Setelah merasa dirugikan secara moral dan sosial, Hj. Hermawati akhirnya menempuh jalur hukum dengan melaporkan ke Polres Pasangkayu. Namun, proses yang diharapkan cepat malah terhenti selama empat bulan sebelum akhirnya ada tersangka. “Jumlah terlapor bertambah hingga empat orang ditambah dua saksi yang kini berstatus tersangka,” kata keluarga saat ditemui pada Selasa (23/12/2025) oleh awak media Keterlambatan ini menjadi tanda tanya terhadap kecepatan dan ketepatan penegakan hukum di daerah, terutama dalam kasus yang melibatkan disinformasi digital.

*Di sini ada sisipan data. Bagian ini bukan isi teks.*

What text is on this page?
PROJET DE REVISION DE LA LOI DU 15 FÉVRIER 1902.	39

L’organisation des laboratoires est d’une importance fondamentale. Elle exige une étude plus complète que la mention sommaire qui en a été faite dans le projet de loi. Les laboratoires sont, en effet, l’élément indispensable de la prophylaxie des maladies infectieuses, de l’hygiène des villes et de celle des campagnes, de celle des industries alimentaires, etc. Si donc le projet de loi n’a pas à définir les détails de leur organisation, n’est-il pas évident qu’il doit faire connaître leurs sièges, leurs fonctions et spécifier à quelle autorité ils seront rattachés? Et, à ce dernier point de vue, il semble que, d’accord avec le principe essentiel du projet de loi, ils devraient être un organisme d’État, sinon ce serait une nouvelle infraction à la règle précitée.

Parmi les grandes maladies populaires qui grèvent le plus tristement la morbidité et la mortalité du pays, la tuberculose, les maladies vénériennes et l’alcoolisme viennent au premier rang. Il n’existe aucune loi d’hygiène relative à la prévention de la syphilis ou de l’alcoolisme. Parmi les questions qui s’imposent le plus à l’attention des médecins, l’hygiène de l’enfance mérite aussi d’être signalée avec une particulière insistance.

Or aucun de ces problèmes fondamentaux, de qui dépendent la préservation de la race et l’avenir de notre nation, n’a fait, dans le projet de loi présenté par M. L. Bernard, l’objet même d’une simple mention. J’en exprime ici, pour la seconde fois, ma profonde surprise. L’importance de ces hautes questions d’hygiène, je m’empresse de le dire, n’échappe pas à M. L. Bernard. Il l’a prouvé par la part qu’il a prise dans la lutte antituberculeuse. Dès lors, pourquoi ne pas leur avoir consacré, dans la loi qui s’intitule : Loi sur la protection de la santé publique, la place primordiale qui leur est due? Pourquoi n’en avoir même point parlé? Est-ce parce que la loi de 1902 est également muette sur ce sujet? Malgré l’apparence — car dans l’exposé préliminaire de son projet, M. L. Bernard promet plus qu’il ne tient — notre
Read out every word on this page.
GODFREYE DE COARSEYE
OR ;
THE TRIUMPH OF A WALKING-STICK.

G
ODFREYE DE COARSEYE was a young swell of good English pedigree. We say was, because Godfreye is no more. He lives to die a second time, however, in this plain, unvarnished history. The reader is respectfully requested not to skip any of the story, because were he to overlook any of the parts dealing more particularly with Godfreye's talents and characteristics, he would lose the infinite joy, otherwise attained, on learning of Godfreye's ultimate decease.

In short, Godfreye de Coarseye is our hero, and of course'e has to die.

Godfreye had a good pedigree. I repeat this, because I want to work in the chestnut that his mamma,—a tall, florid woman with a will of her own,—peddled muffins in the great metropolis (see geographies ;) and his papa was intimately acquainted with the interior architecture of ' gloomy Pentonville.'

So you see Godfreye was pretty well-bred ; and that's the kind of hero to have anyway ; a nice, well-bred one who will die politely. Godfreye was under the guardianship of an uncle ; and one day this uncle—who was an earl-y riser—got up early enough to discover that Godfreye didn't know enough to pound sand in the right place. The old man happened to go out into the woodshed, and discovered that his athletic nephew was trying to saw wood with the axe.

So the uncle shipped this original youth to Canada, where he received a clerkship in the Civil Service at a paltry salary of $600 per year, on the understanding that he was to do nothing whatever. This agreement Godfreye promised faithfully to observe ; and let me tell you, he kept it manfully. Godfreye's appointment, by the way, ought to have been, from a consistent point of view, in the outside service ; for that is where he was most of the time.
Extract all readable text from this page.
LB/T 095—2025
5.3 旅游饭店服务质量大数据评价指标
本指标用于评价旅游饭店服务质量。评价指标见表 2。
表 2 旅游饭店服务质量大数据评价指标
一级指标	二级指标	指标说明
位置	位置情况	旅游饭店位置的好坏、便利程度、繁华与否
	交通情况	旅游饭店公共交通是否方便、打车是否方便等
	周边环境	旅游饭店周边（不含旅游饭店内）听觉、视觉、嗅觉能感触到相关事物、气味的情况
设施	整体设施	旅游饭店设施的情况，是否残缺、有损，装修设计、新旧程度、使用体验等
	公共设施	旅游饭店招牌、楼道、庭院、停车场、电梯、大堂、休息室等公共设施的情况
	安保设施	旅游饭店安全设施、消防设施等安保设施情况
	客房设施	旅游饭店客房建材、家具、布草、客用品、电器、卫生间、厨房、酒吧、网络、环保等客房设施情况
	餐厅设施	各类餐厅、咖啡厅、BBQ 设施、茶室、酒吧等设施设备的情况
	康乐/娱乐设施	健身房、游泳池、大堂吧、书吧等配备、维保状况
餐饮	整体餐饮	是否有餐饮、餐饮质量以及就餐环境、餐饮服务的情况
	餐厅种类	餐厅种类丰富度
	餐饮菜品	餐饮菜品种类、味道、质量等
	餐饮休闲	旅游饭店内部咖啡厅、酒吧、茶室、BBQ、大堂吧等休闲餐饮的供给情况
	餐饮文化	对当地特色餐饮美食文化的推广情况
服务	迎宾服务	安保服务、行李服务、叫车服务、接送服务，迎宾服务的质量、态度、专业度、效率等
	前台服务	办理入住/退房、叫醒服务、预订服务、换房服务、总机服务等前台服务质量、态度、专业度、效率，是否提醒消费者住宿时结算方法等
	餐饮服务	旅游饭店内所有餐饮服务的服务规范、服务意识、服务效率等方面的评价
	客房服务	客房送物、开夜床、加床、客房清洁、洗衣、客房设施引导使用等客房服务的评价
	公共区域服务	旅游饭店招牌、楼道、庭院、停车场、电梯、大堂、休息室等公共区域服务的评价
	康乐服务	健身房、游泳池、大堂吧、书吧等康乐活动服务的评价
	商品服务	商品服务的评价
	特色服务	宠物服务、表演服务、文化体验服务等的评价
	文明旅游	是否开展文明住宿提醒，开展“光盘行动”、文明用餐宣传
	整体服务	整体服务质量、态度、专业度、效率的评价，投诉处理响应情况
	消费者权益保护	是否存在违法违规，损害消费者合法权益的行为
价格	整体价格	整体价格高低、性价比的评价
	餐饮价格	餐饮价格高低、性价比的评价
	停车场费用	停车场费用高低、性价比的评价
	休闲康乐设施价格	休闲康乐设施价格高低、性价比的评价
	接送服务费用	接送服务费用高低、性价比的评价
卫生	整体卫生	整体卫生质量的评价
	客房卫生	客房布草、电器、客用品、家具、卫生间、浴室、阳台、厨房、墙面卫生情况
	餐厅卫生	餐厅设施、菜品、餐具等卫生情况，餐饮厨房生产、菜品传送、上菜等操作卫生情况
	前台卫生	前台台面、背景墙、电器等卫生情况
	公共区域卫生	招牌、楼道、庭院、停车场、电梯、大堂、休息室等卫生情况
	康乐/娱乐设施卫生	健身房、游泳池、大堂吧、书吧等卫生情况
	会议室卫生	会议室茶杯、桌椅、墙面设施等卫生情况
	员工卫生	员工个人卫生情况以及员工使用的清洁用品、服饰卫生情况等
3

Dalam proses penanganan, sempat diupayakan penyelesaian melalui mekanisme restorative justice—yang seharusnya menjadi jalan keluar damai untuk memperbaiki hubungan antara pihak-pihak. Namun, pihak yang berseberangan memilih untuk melanjutkan proses hukum. “Ini menunjukkan bahwa ada pihak yang lebih ingin menang di pengadilan daripada mencari pemulihan hubungan sosial,” komentar seorang pengamat hukum lokal yang tidak mau disebutkan namanya dalam wawancara pada Rabu (24/12/2025)

Praktisi Hukum Syamsuddin menilai peristiwa ini berpotensi melanggar Undang-Undang Informasi dan Transaksi Elektronik (UU ITE) No. 11 Tahun 2008 tentang penyebaran informasi yang menyesatkan dan merusak nama baik, serta Kitab Undang-Undang Hukum Pidana (KUHP) pasal tentang pencemaran nama baik. “Langkah hukum ditempuh sebagai upaya mencari keadilan atas kerugian imateriil dan rusaknya nama baik kliennya akibat penyebaran video yang tidak utuh dan menyesatkan,” pungkasnya dalam wawancara yang dilakukan pada Kamis (25/12/2025)

Hj. Hermawati berharap aparat penegak hukum dapat mengusut tuntas perkara ini secara adil, profesional, dan transparan—tanpa memandang status sosial maupun kekuasaan. Kasus ini bukan hanya tentang satu individu yang terluka, melainkan juga cerminan bahaya penyebaran informasi yang tidak lengkap di era digital, di mana ruang sosial media bisa dengan cepat berubah menjadi medan penganiayaan tanpa batas, dan hukum harus berperan sebagai benteng perlindungan bagi setiap warga negara.

(Ditulis oleh: EL | Sumber: NEWSPAS.net, 50detik.com)

error: Content is protected !!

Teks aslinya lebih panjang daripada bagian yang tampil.